Sometimes, a merchant may be fined or required to provide additional documentation to prove that future chargebacks are valid. While being placed on a blacklist can be frustrating, it is important to remember that the chargeback process is designed to protect consumers.

As long as you take steps to prevent fraud and handle chargebacks promptly, you should not have any problems remaining off the blacklist.

What are the three types of chargebacks?

Chargebacks are transaction disputes in which the cardholder requests a refund from their card issuer. There are three main types of chargebacks: fraud, merchant error, and customer dispute.

1. Fraudulent chargebacks, such as identity theft, occur when the cardholder does not authorize the transaction. These fraudulent transactions are why consumer protection laws exist.

2. Merchant errors can happen when they charge the customer the wrong amount or a product is not delivered as promised.

3. Customer disputes occur when the cardholder is dissatisfied with a purchase but does not meet the criteria for fraud or merchant error, also known as friendly fraud. One example of this is canceling a subscription service instead of going through proper channels to stop the service.

Chargebacks can cause lost revenue for businesses, so it is crucial to take measures to prevent them from happening. For example, merchants can offer clear and concise refund policies and train their employees in processing transactions.

What is chargeback software?

When a customer processes a chargeback with their credit card company, the merchant’s acquiring bank typically charges the merchant a fee.
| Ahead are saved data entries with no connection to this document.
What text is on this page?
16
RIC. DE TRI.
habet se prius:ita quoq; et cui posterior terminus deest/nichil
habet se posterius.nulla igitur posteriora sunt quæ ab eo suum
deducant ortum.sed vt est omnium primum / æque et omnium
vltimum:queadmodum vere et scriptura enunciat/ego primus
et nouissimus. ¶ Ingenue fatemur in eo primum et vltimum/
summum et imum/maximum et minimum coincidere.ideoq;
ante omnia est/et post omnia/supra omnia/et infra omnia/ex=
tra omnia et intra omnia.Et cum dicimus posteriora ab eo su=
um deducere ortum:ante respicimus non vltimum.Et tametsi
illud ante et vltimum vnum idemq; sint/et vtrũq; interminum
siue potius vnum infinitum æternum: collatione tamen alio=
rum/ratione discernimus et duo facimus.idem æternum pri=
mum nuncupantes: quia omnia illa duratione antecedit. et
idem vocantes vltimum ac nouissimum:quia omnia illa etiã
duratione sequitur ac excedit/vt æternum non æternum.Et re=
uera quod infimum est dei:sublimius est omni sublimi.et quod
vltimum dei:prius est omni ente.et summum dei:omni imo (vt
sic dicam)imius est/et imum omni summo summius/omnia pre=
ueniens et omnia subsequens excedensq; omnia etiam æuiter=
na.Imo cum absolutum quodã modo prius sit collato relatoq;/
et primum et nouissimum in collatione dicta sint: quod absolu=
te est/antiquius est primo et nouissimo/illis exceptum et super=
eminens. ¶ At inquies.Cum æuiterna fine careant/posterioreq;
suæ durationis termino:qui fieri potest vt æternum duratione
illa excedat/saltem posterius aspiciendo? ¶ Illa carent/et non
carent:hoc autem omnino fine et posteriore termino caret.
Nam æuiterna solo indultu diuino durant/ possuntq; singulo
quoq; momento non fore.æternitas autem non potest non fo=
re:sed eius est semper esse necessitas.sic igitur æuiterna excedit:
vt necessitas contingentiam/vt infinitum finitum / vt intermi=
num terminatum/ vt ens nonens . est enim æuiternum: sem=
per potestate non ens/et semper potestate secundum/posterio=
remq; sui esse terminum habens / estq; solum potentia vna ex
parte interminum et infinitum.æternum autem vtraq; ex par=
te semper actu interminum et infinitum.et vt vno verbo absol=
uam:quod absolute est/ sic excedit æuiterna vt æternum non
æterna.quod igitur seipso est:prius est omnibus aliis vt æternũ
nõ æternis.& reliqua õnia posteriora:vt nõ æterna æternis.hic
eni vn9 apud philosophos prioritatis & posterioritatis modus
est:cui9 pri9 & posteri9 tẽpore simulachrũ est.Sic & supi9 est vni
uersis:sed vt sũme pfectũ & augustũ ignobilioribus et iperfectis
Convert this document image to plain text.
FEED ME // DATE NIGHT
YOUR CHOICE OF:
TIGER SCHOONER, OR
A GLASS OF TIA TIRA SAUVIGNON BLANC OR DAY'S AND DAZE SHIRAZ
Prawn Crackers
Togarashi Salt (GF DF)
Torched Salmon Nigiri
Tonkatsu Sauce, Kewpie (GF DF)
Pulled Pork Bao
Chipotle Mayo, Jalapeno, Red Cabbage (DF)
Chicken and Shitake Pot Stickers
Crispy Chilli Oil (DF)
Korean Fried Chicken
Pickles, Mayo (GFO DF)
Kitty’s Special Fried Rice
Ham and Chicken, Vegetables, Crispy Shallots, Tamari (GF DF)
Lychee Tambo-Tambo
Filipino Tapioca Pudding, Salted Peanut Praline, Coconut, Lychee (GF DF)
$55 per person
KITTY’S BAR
This fee can be very costly, especially for small businesses.

In addition, the merchant may also lose the product or services the customer purchased. Chargeback software helps to reduce chargebacks by providing real-time alerts when payment disputes are made. These alerts allow the merchant to quickly address any issues that may have led to the chargeback.

Additionally, chargeback software provides extensive data reporting so merchants can identify and resolve any systemic issues causing chargebacks.

You can also use fraud prevention tools that use analytics and Artificial Intelligence (AI) to analyze transactions, compare buyer data to databases of known offenders, and flag transactions before they are approved.

By using chargeback software, merchants can significantly reduce their financial losses due to chargebacks.

Conclusion:

Chargebacks are costly for merchants—not only do you lose the sale proceeds, but you also incur fees from the issuing bank and your acquirer. And if a customer files multiple chargebacks, you could even lose your merchant account. That’s why it’s so essential for merchants to understand chargebacks and what they can do to prevent them.

Use AVS checks, educate your customers about your policies before they purchase from you, ship orders to the verified billing address, and have great customer service are some ways to help prevent chargebacks.

No merchant is immune to it because it’s bound to happen simultaneously. So the best way to process each event is to prepare as much as possible in advance.